Another of the famous playful activities of Krishna is that of his acts of stealing butter from the homes of cowherd maidens. Jack Hawley has interpreted the process of butter making from milk in psychological terms. Milk being both white and pure and having spiritual associations as well, represents the sattva, purity and spirituality. However, just as milk comes in small quantities from many cows, so sattva, the essence of all that is pure and spiritual, is diffused throughout the world. The soul’s task is to recognize these diffused expressions of sattva and to gather and concentrate them. This is made possible by the faculty of trust. When one trusts in the great value of what is recognized as being superior to the rest of the world, one becomes fearless and is able by means of thought, proper action, and confident self-giving to concentrate that of oneself which relates to the object in which one posits one’s trust. This process of settling and concentration is analogous to the way in which curd solidifies from milk. The constant mindfulness that characterizes devotion, bhakti, is symbolized in the arduous process of churning, by means of which curd is transformed into butter. In addition, the result of the process, fresh butter, is love itself. That is the most concentrated offering a soul can make, and it is that to which God is inevitably drawn.
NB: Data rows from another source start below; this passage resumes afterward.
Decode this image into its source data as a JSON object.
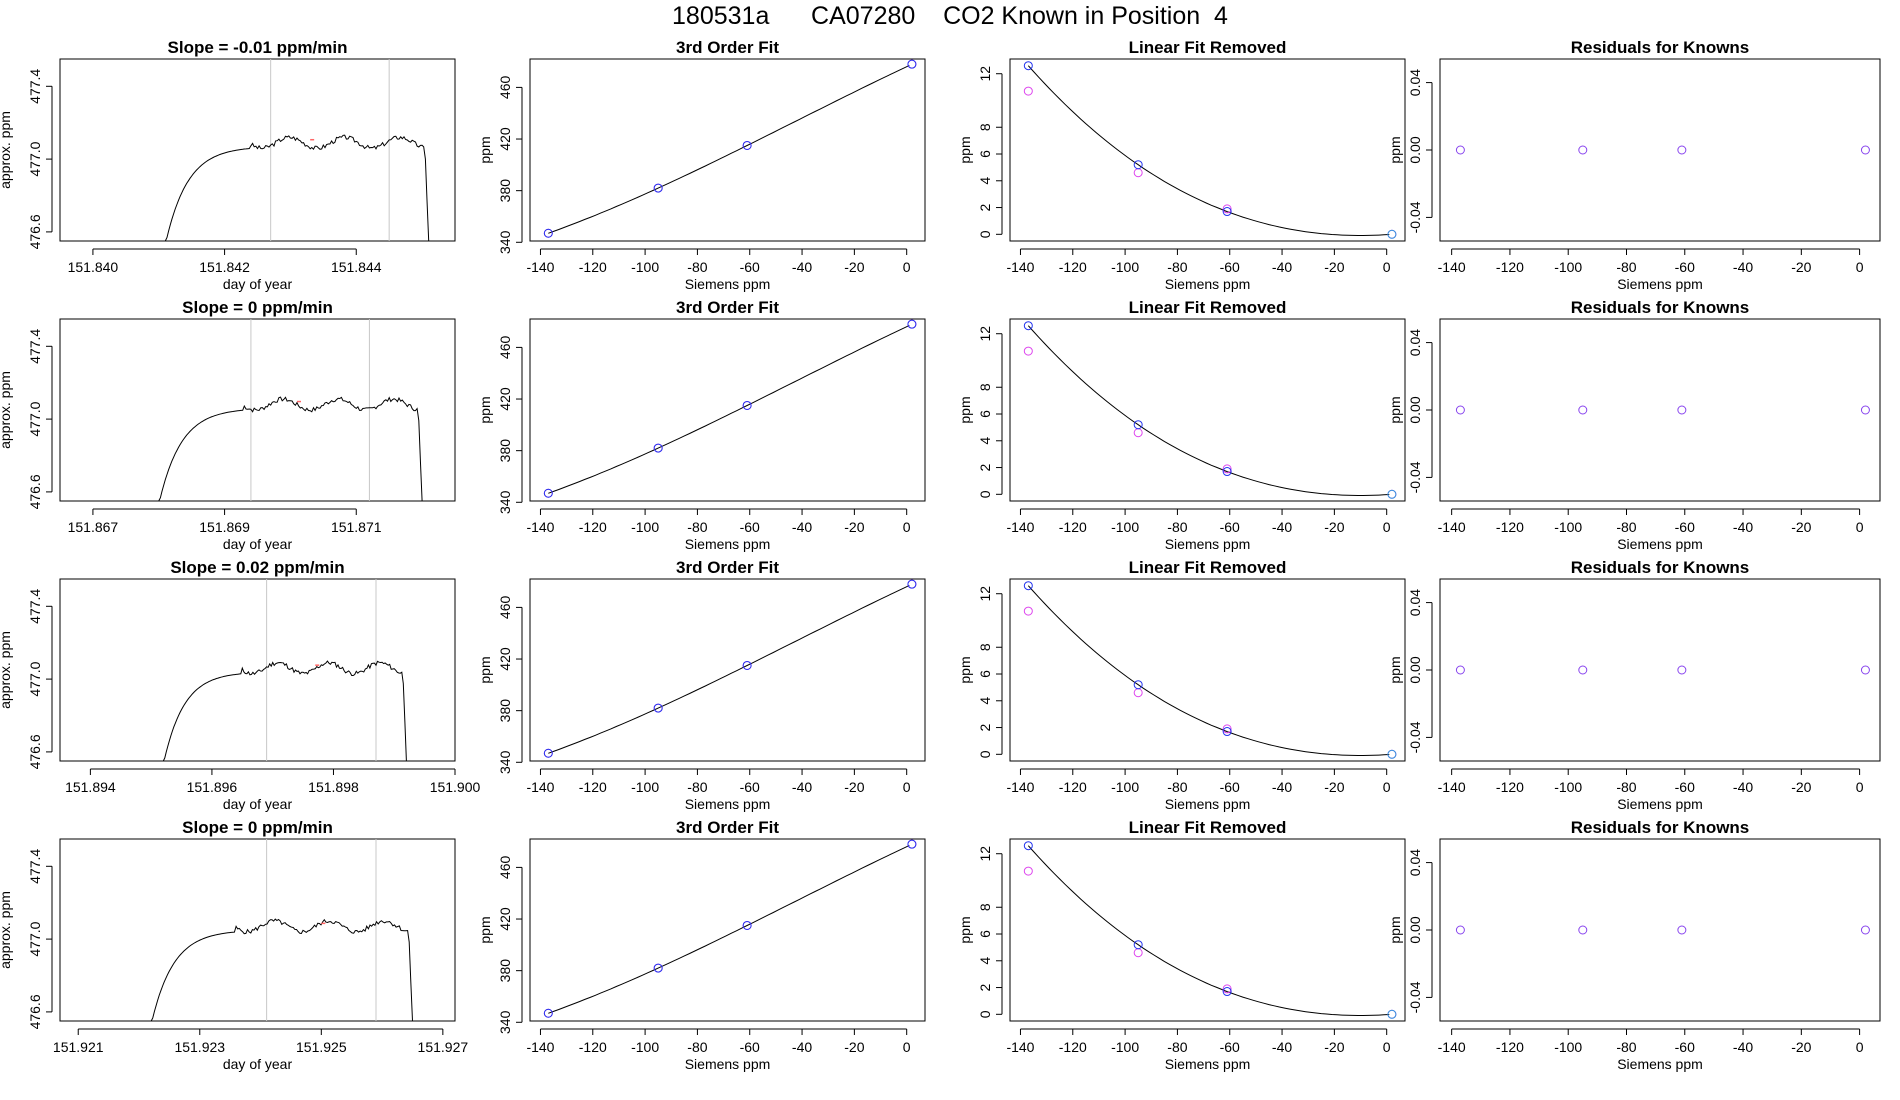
{
  "page": {
    "title": "180531a      CA07280    CO2 Known in Position  4"
  },
  "colors": {
    "axis": "#000000",
    "curve": "#000000",
    "vline": "#c8c8c8",
    "blue_point": "#2233ee",
    "magenta_point": "#dd44ee",
    "cyan_point": "#3399dd",
    "purple_point": "#8844ee",
    "red_tick": "#ff6666"
  },
  "shared": {
    "knowns_x": [
      -137,
      -95,
      -61,
      2
    ],
    "knowns_ppm": [
      347,
      382,
      415,
      478
    ],
    "linear_removed_fit": [
      12.6,
      5.2,
      1.7,
      0.0
    ],
    "linear_removed_obs": [
      10.7,
      4.6,
      1.9,
      0.0
    ],
    "residuals": [
      0.0,
      0.0,
      0.0,
      0.0
    ]
  },
  "chart_data": [
    {
      "type": "line",
      "row": 1,
      "title": "Slope =  -0.01  ppm/min",
      "xlabel": "day of year",
      "ylabel": "approx. ppm",
      "xlim": [
        151.8395,
        151.8455
      ],
      "ylim": [
        476.55,
        477.55
      ],
      "xticks": [
        151.84,
        151.842,
        151.844
      ],
      "xtick_labels": [
        "151.840",
        "151.842",
        "151.844"
      ],
      "yticks": [
        476.6,
        477.0,
        477.4
      ],
      "ytick_labels": [
        "476.6",
        "477.0",
        "477.4"
      ],
      "start": 151.8411,
      "end": 151.8451,
      "vlines": [
        151.8427,
        151.8445
      ],
      "red_mark": 151.8433,
      "plateau": 477.09,
      "shape_seed": 3
    },
    {
      "type": "line",
      "row": 2,
      "title": "Slope =  0  ppm/min",
      "xlabel": "day of year",
      "ylabel": "approx. ppm",
      "xlim": [
        151.8665,
        151.8725
      ],
      "ylim": [
        476.55,
        477.55
      ],
      "xticks": [
        151.867,
        151.869,
        151.871
      ],
      "xtick_labels": [
        "151.867",
        "151.869",
        "151.871"
      ],
      "yticks": [
        476.6,
        477.0,
        477.4
      ],
      "ytick_labels": [
        "476.6",
        "477.0",
        "477.4"
      ],
      "start": 151.868,
      "end": 151.872,
      "vlines": [
        151.8694,
        151.8712
      ],
      "red_mark": 151.8701,
      "plateau": 477.08,
      "shape_seed": 7
    },
    {
      "type": "line",
      "row": 3,
      "title": "Slope =  0.02  ppm/min",
      "xlabel": "day of year",
      "ylabel": "approx. ppm",
      "xlim": [
        151.8935,
        151.9
      ],
      "ylim": [
        476.55,
        477.55
      ],
      "xticks": [
        151.894,
        151.896,
        151.898,
        151.9
      ],
      "xtick_labels": [
        "151.894",
        "151.896",
        "151.898",
        "151.900"
      ],
      "yticks": [
        476.6,
        477.0,
        477.4
      ],
      "ytick_labels": [
        "476.6",
        "477.0",
        "477.4"
      ],
      "start": 151.8952,
      "end": 151.8992,
      "vlines": [
        151.8969,
        151.8987
      ],
      "red_mark": 151.8977,
      "plateau": 477.06,
      "shape_seed": 11
    },
    {
      "type": "line",
      "row": 4,
      "title": "Slope =  0  ppm/min",
      "xlabel": "day of year",
      "ylabel": "approx. ppm",
      "xlim": [
        151.9207,
        151.9272
      ],
      "ylim": [
        476.55,
        477.55
      ],
      "xticks": [
        151.921,
        151.923,
        151.925,
        151.927
      ],
      "xtick_labels": [
        "151.921",
        "151.923",
        "151.925",
        "151.927"
      ],
      "yticks": [
        476.6,
        477.0,
        477.4
      ],
      "ytick_labels": [
        "476.6",
        "477.0",
        "477.4"
      ],
      "start": 151.9222,
      "end": 151.9265,
      "vlines": [
        151.9241,
        151.9259
      ],
      "red_mark": 151.925,
      "plateau": 477.07,
      "shape_seed": 5
    },
    {
      "type": "scatter",
      "row": 1,
      "title": "3rd Order Fit",
      "xlabel": "Siemens ppm",
      "ylabel": "ppm",
      "xlim": [
        -144,
        7
      ],
      "ylim": [
        341,
        482
      ],
      "xticks": [
        -140,
        -120,
        -100,
        -80,
        -60,
        -40,
        -20,
        0
      ],
      "xtick_labels": [
        "-140",
        "-120",
        "-100",
        "-80",
        "-60",
        "-40",
        "-20",
        "0"
      ],
      "yticks": [
        340,
        380,
        420,
        460
      ],
      "ytick_labels": [
        "340",
        "380",
        "420",
        "460"
      ]
    },
    {
      "type": "scatter",
      "row": 2,
      "title": "3rd Order Fit",
      "xlabel": "Siemens ppm",
      "ylabel": "ppm",
      "xlim": [
        -144,
        7
      ],
      "ylim": [
        341,
        482
      ],
      "xticks": [
        -140,
        -120,
        -100,
        -80,
        -60,
        -40,
        -20,
        0
      ],
      "xtick_labels": [
        "-140",
        "-120",
        "-100",
        "-80",
        "-60",
        "-40",
        "-20",
        "0"
      ],
      "yticks": [
        340,
        380,
        420,
        460
      ],
      "ytick_labels": [
        "340",
        "380",
        "420",
        "460"
      ]
    },
    {
      "type": "scatter",
      "row": 3,
      "title": "3rd Order Fit",
      "xlabel": "Siemens ppm",
      "ylabel": "ppm",
      "xlim": [
        -144,
        7
      ],
      "ylim": [
        341,
        482
      ],
      "xticks": [
        -140,
        -120,
        -100,
        -80,
        -60,
        -40,
        -20,
        0
      ],
      "xtick_labels": [
        "-140",
        "-120",
        "-100",
        "-80",
        "-60",
        "-40",
        "-20",
        "0"
      ],
      "yticks": [
        340,
        380,
        420,
        460
      ],
      "ytick_labels": [
        "340",
        "380",
        "420",
        "460"
      ]
    },
    {
      "type": "scatter",
      "row": 4,
      "title": "3rd Order Fit",
      "xlabel": "Siemens ppm",
      "ylabel": "ppm",
      "xlim": [
        -144,
        7
      ],
      "ylim": [
        341,
        482
      ],
      "xticks": [
        -140,
        -120,
        -100,
        -80,
        -60,
        -40,
        -20,
        0
      ],
      "xtick_labels": [
        "-140",
        "-120",
        "-100",
        "-80",
        "-60",
        "-40",
        "-20",
        "0"
      ],
      "yticks": [
        340,
        380,
        420,
        460
      ],
      "ytick_labels": [
        "340",
        "380",
        "420",
        "460"
      ]
    },
    {
      "type": "scatter",
      "row": 1,
      "title": "Linear Fit Removed",
      "xlabel": "Siemens ppm",
      "ylabel": "ppm",
      "xlim": [
        -144,
        7
      ],
      "ylim": [
        -0.5,
        13.1
      ],
      "xticks": [
        -140,
        -120,
        -100,
        -80,
        -60,
        -40,
        -20,
        0
      ],
      "xtick_labels": [
        "-140",
        "-120",
        "-100",
        "-80",
        "-60",
        "-40",
        "-20",
        "0"
      ],
      "yticks": [
        0,
        2,
        4,
        6,
        8,
        12
      ],
      "ytick_labels": [
        "0",
        "2",
        "4",
        "6",
        "8",
        "12"
      ]
    },
    {
      "type": "scatter",
      "row": 2,
      "title": "Linear Fit Removed",
      "xlabel": "Siemens ppm",
      "ylabel": "ppm",
      "xlim": [
        -144,
        7
      ],
      "ylim": [
        -0.5,
        13.1
      ],
      "xticks": [
        -140,
        -120,
        -100,
        -80,
        -60,
        -40,
        -20,
        0
      ],
      "xtick_labels": [
        "-140",
        "-120",
        "-100",
        "-80",
        "-60",
        "-40",
        "-20",
        "0"
      ],
      "yticks": [
        0,
        2,
        4,
        6,
        8,
        12
      ],
      "ytick_labels": [
        "0",
        "2",
        "4",
        "6",
        "8",
        "12"
      ]
    },
    {
      "type": "scatter",
      "row": 3,
      "title": "Linear Fit Removed",
      "xlabel": "Siemens ppm",
      "ylabel": "ppm",
      "xlim": [
        -144,
        7
      ],
      "ylim": [
        -0.5,
        13.1
      ],
      "xticks": [
        -140,
        -120,
        -100,
        -80,
        -60,
        -40,
        -20,
        0
      ],
      "xtick_labels": [
        "-140",
        "-120",
        "-100",
        "-80",
        "-60",
        "-40",
        "-20",
        "0"
      ],
      "yticks": [
        0,
        2,
        4,
        6,
        8,
        12
      ],
      "ytick_labels": [
        "0",
        "2",
        "4",
        "6",
        "8",
        "12"
      ]
    },
    {
      "type": "scatter",
      "row": 4,
      "title": "Linear Fit Removed",
      "xlabel": "Siemens ppm",
      "ylabel": "ppm",
      "xlim": [
        -144,
        7
      ],
      "ylim": [
        -0.5,
        13.1
      ],
      "xticks": [
        -140,
        -120,
        -100,
        -80,
        -60,
        -40,
        -20,
        0
      ],
      "xtick_labels": [
        "-140",
        "-120",
        "-100",
        "-80",
        "-60",
        "-40",
        "-20",
        "0"
      ],
      "yticks": [
        0,
        2,
        4,
        6,
        8,
        12
      ],
      "ytick_labels": [
        "0",
        "2",
        "4",
        "6",
        "8",
        "12"
      ]
    },
    {
      "type": "scatter",
      "row": 1,
      "title": "Residuals for Knowns",
      "xlabel": "Siemens ppm",
      "ylabel": "ppm",
      "xlim": [
        -144,
        7
      ],
      "ylim": [
        -0.054,
        0.054
      ],
      "xticks": [
        -140,
        -120,
        -100,
        -80,
        -60,
        -40,
        -20,
        0
      ],
      "xtick_labels": [
        "-140",
        "-120",
        "-100",
        "-80",
        "-60",
        "-40",
        "-20",
        "0"
      ],
      "yticks": [
        -0.04,
        0.0,
        0.04
      ],
      "ytick_labels": [
        "-0.04",
        "0.00",
        "0.04"
      ]
    },
    {
      "type": "scatter",
      "row": 2,
      "title": "Residuals for Knowns",
      "xlabel": "Siemens ppm",
      "ylabel": "ppm",
      "xlim": [
        -144,
        7
      ],
      "ylim": [
        -0.054,
        0.054
      ],
      "xticks": [
        -140,
        -120,
        -100,
        -80,
        -60,
        -40,
        -20,
        0
      ],
      "xtick_labels": [
        "-140",
        "-120",
        "-100",
        "-80",
        "-60",
        "-40",
        "-20",
        "0"
      ],
      "yticks": [
        -0.04,
        0.0,
        0.04
      ],
      "ytick_labels": [
        "-0.04",
        "0.00",
        "0.04"
      ]
    },
    {
      "type": "scatter",
      "row": 3,
      "title": "Residuals for Knowns",
      "xlabel": "Siemens ppm",
      "ylabel": "ppm",
      "xlim": [
        -144,
        7
      ],
      "ylim": [
        -0.054,
        0.054
      ],
      "xticks": [
        -140,
        -120,
        -100,
        -80,
        -60,
        -40,
        -20,
        0
      ],
      "xtick_labels": [
        "-140",
        "-120",
        "-100",
        "-80",
        "-60",
        "-40",
        "-20",
        "0"
      ],
      "yticks": [
        -0.04,
        0.0,
        0.04
      ],
      "ytick_labels": [
        "-0.04",
        "0.00",
        "0.04"
      ]
    },
    {
      "type": "scatter",
      "row": 4,
      "title": "Residuals for Knowns",
      "xlabel": "Siemens ppm",
      "ylabel": "ppm",
      "xlim": [
        -144,
        7
      ],
      "ylim": [
        -0.054,
        0.054
      ],
      "xticks": [
        -140,
        -120,
        -100,
        -80,
        -60,
        -40,
        -20,
        0
      ],
      "xtick_labels": [
        "-140",
        "-120",
        "-100",
        "-80",
        "-60",
        "-40",
        "-20",
        "0"
      ],
      "yticks": [
        -0.04,
        0.0,
        0.04
      ],
      "ytick_labels": [
        "-0.04",
        "0.00",
        "0.04"
      ]
    }
  ]
}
Thus the entire process to change milk to butter expresses the maturation of the life of faith, with butter standing for the final product, love. Alternatively, butter symbolized the heart. When God takes it, he acts like a thief, hiding it away in a secret

place within him. In the process, the heart comes under God’s control and into his possession (p. 266).

Hawley (1983, p. 295) has also interpreted this process using Freudian psychoanalysis.

He writes:

When Krishna steals butter, then, he is spilling the juice of femaleness, broadly conceived. In one sense, he is partaking of it freely. His appetite is without limit: if there is butter to be had, he will take it. Nevertheless, although his appetite is large enough to make him totally dependent on all the women surrounding him, he remains totally independent. Despite his pervasive presence, his total independence from women arouses in them an irresistible attraction.

These two alternative interpretations of the same Hindu myth offered by Hawley provide an interesting contrast. While the former provides a spiritual and theological explanation, the latter tends to provide a reductionist explanation based on purely sexual notions.

Conclusion

In the light of several scenarios presented above, it is evident that the Freudian psychoanalytic framework does not apply well in the Indian cultural situations. Alternatively, an ethnopsychological use of psychoanalysis, which is considerate of Indian traditional contexts, can still be applied to study Indian traditions. Instead of completely rejecting Freudian theories, such as Oedipus Complex, it is suggested that they need to be revised for non-Western contexts. Moreover, scholars studying Indian traditions should be aware of the latest revisions in the psychoanalytic theories.